How do you handle difficult reads?

I have realised, to my great horror, that, with time, I am tending towards ‘reading for entertainment’ rather than reading for intellectual and phrenic expansion.

I want to make deliberate effort to change this, to get through and gather depth from the works of writers such as Frantz Fannon. Also, I have been convincing myself to read Kiswahili books because I love the language and I want to speak it better.

If you had the opportunity to meet three authors, dead or alive, who would they be?

Marguerite Annie Johnson, better known as Maya Angelou: reading her is like immersing yourself into the song a soul would sing if it could – she is profound, larger than life, poesy.

Franz Fanon: we studied some of his work in college. There is an intelligence and uniqueness to his thinking that I wish I could interact with on a one-to-one basis.

I’ll cheat and mention a number of Kenyan writers who I have never met in person: Meja Mwangi, whose works are so real I feel I could reach out and touch his characters; Margaret Ogola, my students actually enjoy reading her art; Marjorie Oludhe Macgoye, whose works are so comfortably African, one would think she was born and bred in an African village; and lastly Barbara Kimenye, her Moses series is among the reasons I love to read, and her stories are full of wit.


As a teacher, what is your take on the reading patterns among the young generation?

Our young people fall into an interesting sharp divide of those who read and those who would rather do anything else than read.

Sadly, many of those who read are going for Sidney Sheldon, Dan Brown et al, rather than our home-written books. We are writing interesting stories but not publicising them enough, not getting them out there and exposing them to our young people.

As families and schools, we need to make a conscious, deliberate effort to create scheduled reading time at home and in school. We need to provide books and be seen to be reading ourselves because example is better than precept.

We need to provide forums where young people can share with us and with each other on what they read and the impact it has had on them, what thoughts and feelings it has provoked.

If you were to recommend three books to a 10-year old, which ones would they be and why?
Barbara Kimenye’s Moses Series is a good read with simple language and tons of humour. There’s a whole raft of Kiswahili storybooks in the market. I would recommend these. We are losing our indigenous languages. Maybe we should at least retain Kiswahili so that we do not altogether lose our identity, and reading would be a good way to do this.

And, well, there’s my book, It Looks like a Goat, because it is an interesting mix of humour and a sprinkling of food for thought – even if I say so myself.


Take us through your checklist when it comes to picking out your next read.
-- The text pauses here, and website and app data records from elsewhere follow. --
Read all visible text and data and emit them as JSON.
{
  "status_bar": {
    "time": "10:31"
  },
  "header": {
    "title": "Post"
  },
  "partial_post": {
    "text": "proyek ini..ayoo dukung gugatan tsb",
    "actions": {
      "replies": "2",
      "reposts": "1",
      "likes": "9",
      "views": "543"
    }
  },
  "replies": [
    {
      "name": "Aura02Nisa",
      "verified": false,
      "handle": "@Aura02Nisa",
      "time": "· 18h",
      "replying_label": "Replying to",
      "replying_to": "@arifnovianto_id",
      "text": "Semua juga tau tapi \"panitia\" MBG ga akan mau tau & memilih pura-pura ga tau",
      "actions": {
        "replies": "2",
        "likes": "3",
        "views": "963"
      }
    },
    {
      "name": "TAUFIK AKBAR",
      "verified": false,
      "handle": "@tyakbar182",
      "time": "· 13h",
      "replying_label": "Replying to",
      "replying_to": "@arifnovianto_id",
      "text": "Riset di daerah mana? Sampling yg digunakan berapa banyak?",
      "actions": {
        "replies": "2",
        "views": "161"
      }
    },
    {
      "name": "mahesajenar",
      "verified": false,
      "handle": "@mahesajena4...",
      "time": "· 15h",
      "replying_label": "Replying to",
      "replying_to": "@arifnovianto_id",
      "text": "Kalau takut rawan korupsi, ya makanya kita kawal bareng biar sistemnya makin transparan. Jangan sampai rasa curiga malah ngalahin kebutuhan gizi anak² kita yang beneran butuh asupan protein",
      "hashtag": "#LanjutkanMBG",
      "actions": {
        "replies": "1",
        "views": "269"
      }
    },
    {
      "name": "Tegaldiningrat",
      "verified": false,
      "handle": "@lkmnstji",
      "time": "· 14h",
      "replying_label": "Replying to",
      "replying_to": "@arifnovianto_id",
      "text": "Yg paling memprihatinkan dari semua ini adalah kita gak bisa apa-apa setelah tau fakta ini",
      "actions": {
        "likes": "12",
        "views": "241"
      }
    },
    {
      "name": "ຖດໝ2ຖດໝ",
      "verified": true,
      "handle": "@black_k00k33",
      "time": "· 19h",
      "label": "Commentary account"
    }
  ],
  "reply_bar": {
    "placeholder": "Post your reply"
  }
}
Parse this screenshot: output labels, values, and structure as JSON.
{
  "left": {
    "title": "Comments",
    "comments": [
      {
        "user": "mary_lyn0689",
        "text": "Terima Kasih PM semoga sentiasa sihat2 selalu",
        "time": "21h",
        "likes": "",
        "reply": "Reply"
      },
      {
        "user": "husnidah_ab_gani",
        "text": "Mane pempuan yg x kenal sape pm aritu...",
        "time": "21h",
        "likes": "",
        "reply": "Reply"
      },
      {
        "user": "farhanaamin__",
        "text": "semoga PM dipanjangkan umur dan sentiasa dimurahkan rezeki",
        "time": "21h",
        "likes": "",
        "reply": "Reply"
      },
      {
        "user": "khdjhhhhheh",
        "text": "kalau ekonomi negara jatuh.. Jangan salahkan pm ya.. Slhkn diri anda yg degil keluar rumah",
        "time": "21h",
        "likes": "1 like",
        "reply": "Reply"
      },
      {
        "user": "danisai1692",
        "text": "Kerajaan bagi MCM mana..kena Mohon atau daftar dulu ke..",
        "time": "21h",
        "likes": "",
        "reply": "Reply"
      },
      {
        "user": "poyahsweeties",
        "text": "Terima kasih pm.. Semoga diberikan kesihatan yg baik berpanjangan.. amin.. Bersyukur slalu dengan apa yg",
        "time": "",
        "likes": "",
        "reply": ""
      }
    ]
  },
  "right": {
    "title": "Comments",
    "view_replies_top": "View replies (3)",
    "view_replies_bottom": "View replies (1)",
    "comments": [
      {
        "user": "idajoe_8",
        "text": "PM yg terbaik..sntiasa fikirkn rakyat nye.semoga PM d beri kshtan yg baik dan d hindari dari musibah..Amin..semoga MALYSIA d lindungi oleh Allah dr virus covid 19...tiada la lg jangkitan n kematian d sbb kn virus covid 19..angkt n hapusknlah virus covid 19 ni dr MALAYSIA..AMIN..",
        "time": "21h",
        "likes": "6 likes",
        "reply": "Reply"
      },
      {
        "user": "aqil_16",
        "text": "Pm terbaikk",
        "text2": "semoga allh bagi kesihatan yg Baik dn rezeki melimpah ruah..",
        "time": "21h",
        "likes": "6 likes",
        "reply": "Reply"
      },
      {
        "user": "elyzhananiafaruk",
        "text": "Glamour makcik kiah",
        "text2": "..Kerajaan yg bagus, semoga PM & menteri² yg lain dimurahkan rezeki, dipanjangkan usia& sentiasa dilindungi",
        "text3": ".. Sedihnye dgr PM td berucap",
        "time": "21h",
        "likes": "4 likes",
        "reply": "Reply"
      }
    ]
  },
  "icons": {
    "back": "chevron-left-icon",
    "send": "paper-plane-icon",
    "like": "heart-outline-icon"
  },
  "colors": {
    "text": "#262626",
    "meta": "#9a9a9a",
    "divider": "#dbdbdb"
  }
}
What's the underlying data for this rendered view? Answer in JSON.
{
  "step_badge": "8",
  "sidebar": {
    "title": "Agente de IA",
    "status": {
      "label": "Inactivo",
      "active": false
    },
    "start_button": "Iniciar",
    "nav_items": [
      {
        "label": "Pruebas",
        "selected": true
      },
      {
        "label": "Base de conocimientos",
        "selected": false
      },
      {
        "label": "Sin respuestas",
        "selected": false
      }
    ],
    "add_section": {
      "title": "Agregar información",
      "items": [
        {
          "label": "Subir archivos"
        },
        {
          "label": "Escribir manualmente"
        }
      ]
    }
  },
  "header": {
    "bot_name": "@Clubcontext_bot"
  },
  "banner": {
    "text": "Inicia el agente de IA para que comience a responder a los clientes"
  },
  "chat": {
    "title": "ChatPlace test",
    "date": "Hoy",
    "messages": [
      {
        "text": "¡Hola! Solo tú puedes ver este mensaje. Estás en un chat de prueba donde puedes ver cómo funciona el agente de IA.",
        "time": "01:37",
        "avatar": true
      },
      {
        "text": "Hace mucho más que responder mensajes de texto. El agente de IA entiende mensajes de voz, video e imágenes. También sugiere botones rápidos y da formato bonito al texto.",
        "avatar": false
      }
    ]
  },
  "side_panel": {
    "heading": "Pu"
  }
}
There is no clinical precision in my choice of next-to-read. I always have tons of books waiting in the wings once I am done with one. I pick one depending on how gutted I am by the previous read or whether I am in the mood for light-hearted or heavily themed, profound human philosophy writing.

Did you enjoy your last read?
That, I did. It was the festive season cum holiday so I was in the mood for a tale that would entertain and yet cause me to reflect – and I found that in Jojo Moyes’s Me Before You.

She’s a captivating writer. I bought all three from Kindle Store.

If you were to give an elevator pitch on the need to read, what would you say?
Leaders read,

Readers lead.

A nation that reads

Is a nation that leads.

A nation where none will read

Is a nation where follies will breed.

Share with us your reading goals for 2019

I hope to have read a book every week. I am not doing too badly at three books so far. I hope I can make my students read at least a chapter a week beyond their set books and put together a brief report or narrate what they have read.